O esquema financeiro da moeda virtual falsa Kriptacoin, que fez 40 mil vítimas somente no Distrito Federal e em Goiás e movimentou R$ 250 milhões em um semestre, usava um sistema intrincado de fraudes, estelionato e promessas de “dinheiro fácil”.
Ao longo de 40 páginas, a denúncia oferecida pelo Ministério Público do DF contra 16 suspeitos detalha os métodos adotados pelo grupo – e as “brechas” deixadas ao longo do processo.
O documento foi enviado à Justiça no fim de agosto, mas o teor completo estava sob sigilo. Na denúncia, o MP afirma que os operadores do esquema prometiam lucros de até “1% ao dia” sobre o capital investido – cerca de 55 vezes o rendimento médio da poupança e 30 vezes o rendimento de fundos de renda fixa, por exemplo.
A empresa Wall Street Corporate e a agência Kriptaexpress, criadas para “operar” os Kriptacoins, não tinham autorização e nem registro na Comissão de Valores Mobiliários (CVM) – que, aliás, ainda não tem regulamentação para moedas virtuais no país.
Isso não impediu os suspeitos de divulgarem os benefícios da moeda, que teria rentabilidade proveniente da “Bolsa de Wall Streett”.
Além do erro na grafia, a divulgação feita pelos associados escondia o fato de que a Bolsa de Nova York e as instituições da Wall Street ainda não aderiram formalmente a nenhuma criptomoeda.
Mesmo o Bitcoin e o Ethereum, mais famosos e de alcance mundial, ainda são tratados como “alto risco” por investidores tradicionais. Nas transações em criptomoeda, o dinheiro é enviado de uma carteira online para outra sem necessidade de um terceiro para “validar” ou “limpar” a operação.
Segundo a denúncia, pelo menos 3 dos 16 acusados de envolvimento no esquema usaram CPFs falsos para criar pessoas jurídicas e contas bancárias.
Uma das empresas fantasma, a Kripta Coin Investimentos em Tecnologia Ltda., tinha endereço declarado em Goiânia e capital social de R$ 1 milhão. Outra, a WSC Brazil Investimento em Tecnologia da Informação Eireli, tem capital de R$ 2 milhões.

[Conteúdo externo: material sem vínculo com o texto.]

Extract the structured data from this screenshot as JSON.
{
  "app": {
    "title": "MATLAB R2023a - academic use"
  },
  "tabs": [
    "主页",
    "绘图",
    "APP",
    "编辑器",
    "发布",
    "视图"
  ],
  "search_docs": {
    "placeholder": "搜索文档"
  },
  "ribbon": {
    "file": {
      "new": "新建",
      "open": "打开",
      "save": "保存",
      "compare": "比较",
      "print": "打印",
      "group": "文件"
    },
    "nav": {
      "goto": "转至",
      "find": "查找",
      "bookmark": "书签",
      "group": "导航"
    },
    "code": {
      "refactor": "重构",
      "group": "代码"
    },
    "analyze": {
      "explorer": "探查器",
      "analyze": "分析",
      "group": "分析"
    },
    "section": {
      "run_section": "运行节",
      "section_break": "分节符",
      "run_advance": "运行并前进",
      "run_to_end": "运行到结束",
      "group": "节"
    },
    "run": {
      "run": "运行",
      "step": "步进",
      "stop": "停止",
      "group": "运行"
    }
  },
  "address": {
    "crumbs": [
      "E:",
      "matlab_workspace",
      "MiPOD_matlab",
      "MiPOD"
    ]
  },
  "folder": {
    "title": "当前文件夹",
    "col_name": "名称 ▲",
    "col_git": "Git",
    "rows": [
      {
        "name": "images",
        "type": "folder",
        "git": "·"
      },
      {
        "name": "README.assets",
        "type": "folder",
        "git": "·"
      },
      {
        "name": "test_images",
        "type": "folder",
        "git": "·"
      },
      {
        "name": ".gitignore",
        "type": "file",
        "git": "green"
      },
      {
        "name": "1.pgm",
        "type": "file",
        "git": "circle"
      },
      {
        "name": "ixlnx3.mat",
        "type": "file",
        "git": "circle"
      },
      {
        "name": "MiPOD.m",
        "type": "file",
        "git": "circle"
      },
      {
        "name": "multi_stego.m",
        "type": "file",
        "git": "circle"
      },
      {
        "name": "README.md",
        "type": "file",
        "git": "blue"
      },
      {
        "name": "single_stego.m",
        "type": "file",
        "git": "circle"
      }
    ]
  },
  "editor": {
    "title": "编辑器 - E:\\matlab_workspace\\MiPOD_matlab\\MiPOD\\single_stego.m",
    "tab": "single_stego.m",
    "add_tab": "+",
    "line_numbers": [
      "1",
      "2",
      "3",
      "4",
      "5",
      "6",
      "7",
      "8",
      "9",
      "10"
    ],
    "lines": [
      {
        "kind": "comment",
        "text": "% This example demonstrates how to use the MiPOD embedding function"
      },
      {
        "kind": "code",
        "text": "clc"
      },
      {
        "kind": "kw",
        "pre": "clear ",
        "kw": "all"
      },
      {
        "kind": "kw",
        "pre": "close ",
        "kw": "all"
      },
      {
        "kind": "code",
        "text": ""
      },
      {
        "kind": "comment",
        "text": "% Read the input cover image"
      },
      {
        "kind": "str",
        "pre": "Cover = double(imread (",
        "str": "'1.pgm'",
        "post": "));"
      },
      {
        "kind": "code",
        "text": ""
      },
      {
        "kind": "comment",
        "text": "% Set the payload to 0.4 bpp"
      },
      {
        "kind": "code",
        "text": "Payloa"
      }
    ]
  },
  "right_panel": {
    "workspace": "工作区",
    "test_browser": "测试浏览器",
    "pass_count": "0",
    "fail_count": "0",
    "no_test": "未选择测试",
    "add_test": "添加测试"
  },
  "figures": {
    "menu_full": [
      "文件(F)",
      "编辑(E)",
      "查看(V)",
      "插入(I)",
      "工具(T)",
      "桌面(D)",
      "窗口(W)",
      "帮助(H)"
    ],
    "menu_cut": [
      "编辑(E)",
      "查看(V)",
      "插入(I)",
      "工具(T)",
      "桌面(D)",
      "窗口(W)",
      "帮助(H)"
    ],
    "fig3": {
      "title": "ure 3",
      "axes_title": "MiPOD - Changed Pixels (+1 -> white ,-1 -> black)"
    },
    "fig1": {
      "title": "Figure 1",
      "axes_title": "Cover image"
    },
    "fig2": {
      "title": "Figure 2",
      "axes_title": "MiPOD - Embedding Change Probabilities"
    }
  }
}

O sistema de investigação de movimentações bancárias do Ministério Público Federal também mostrou, segundo a denúncia, que “grande parte dos valores aportados nas contas bancárias das empresas não eram utilizados para pagamento da rentabilidade prometida, mas distribuídos entre os líderes da organização (topo da pirâmide)”.
Os pagamentos ao “baixo clero” eram feitos apenas de modo eventual, para algumas vítimas selecionadas, como forma de dar veracidade às promessas de lucro.
Enquanto isso, bens de luxo eram comprados pelos suspeitos e ocultados “em nome de empresas e pessoas ‘laranjas'”.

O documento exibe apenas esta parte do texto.